BERLIN — When the Kremlin released its summary of President Vladimir Putin’s call Tuesday with President Donald Trump, one thing was unmistakable: The Russian leader hadn’t retreated from his maximalist aims in Ukraine and had conceded little.
Much of what Putin agreed to during the call — including a limited 30-day halt on energy infrastructure strikes by both sides, a prisoner exchange and talks about security in the Black Sea — was spun as a concession to Trump in the respective summaries of the conversation released by Moscow and Washington.
But all were goals that the Kremlin has pursued and seen as advantageous in the past. Russia and Ukraine previously reached a tacit mutual agreement to refrain from energy infrastructure strikes, which have caused pain for both countries. Russia has long conducted prisoner exchanges with Ukraine, seeing the repatriation of its soldiers as a key Kremlin interest. And uninterrupted trading in the Black Sea is critical to Russia’s economy.
The lack of clear concessions on the Russian side stoked fears among Ukraine’s backers that Putin was playing for time, hewing to his staunch demands while hoping, in the meantime, that Washington’s tattered relationship with Ukraine fully breaks or that Ukrainian forces face a battlefield collapse.
Putin’s demands on Ukraine appeared unchanged.
During the call, the Kremlin said, Putin reiterated requirements for a comprehensive 30-day ceasefire that he knows are nonstarters for Ukraine. He claimed that the Ukrainians had sabotaged and violated agreements in the past, accusing Ukraine of committing “barbaric terrorist crimes” in the Kursk region.
Putin also identified his “key condition” for settling the conflict more broadly: a complete cessation of outside military and intelligence support for Ukraine. Such an outcome, analysts say, would make Ukraine, a country far smaller than Russia, permanently hostage to Moscow’s overwhelming military superiority and forever stranded within the Kremlin’s orbit, without any counterbalancing backers.
The Kremlin may be hoping that during the course of negotiations, an already impatient Washington walks away from Ukraine for good, freeing Putin to continue his war while separately reestablishing relations with the United States.
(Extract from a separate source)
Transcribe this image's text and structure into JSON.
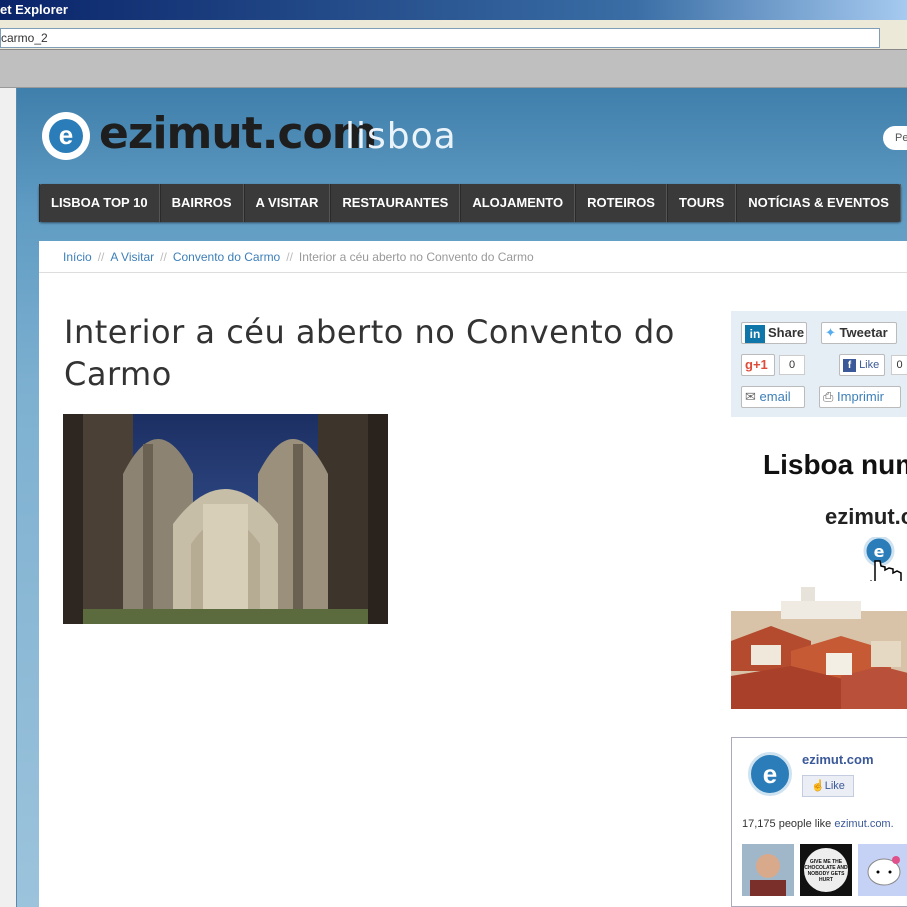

Russia may also be counting on the possibility that Ukraine, facing an increasingly dire picture on the battlefield and the loss of its biggest backer, ultimately agrees to an erosion of its sovereignty that benefits the Kremlin.
“The best outcome for Putin is one where he accomplishes his aims in Ukraine and can normalize relations with the U.S.,” said Andrea Kendall-Taylor, a former U.S. intelligence official who is an analyst at the Center for a New American Security, a think tank in Washington. “So Putin wants to string Trump along to give him just enough to see if he can accomplish that.”
Kendall-Taylor added that Putin will feel he has little to lose, believing that Trump “won’t be willing to really ramp up pressure on Russia or recommit to Europe.”
Russia, while giving little on Ukraine, has begun trying to lure Washington with the fruits of a rapprochement. Russian officials have been touting their vast reserves of rare earth metals, saying they would be happy to exploit them with American companies, and holding out possible deals for American investors in Russia’s energy sector.
Putin and Trump spent part of the discussion talking about what the Kremlin called “a wide range of areas in which our countries could establish interaction,” including ideas about cooperation in the energy sector. The Russian leader, according to the Kremlin, secured Trump’s agreement to hold hockey tournaments with Russian and American professional players facing off against one another.
Alexander Gabuev, director of the Carnegie Russia Eurasia Center, said the Kremlin would be hoping to get the United States to restore ties without predicating renewed relations on an end to the fighting in Ukraine. That’s why the Kremlin is front-loading the discussion with all the potential benefits for the United States from a renewed relationship with Russia.
“The impression is that they have a very, very, very good reading of Trump,” Gabuev said. “They know where the weak spots are, they know how to massage his ego. To me, the Russian team is winning at this point.”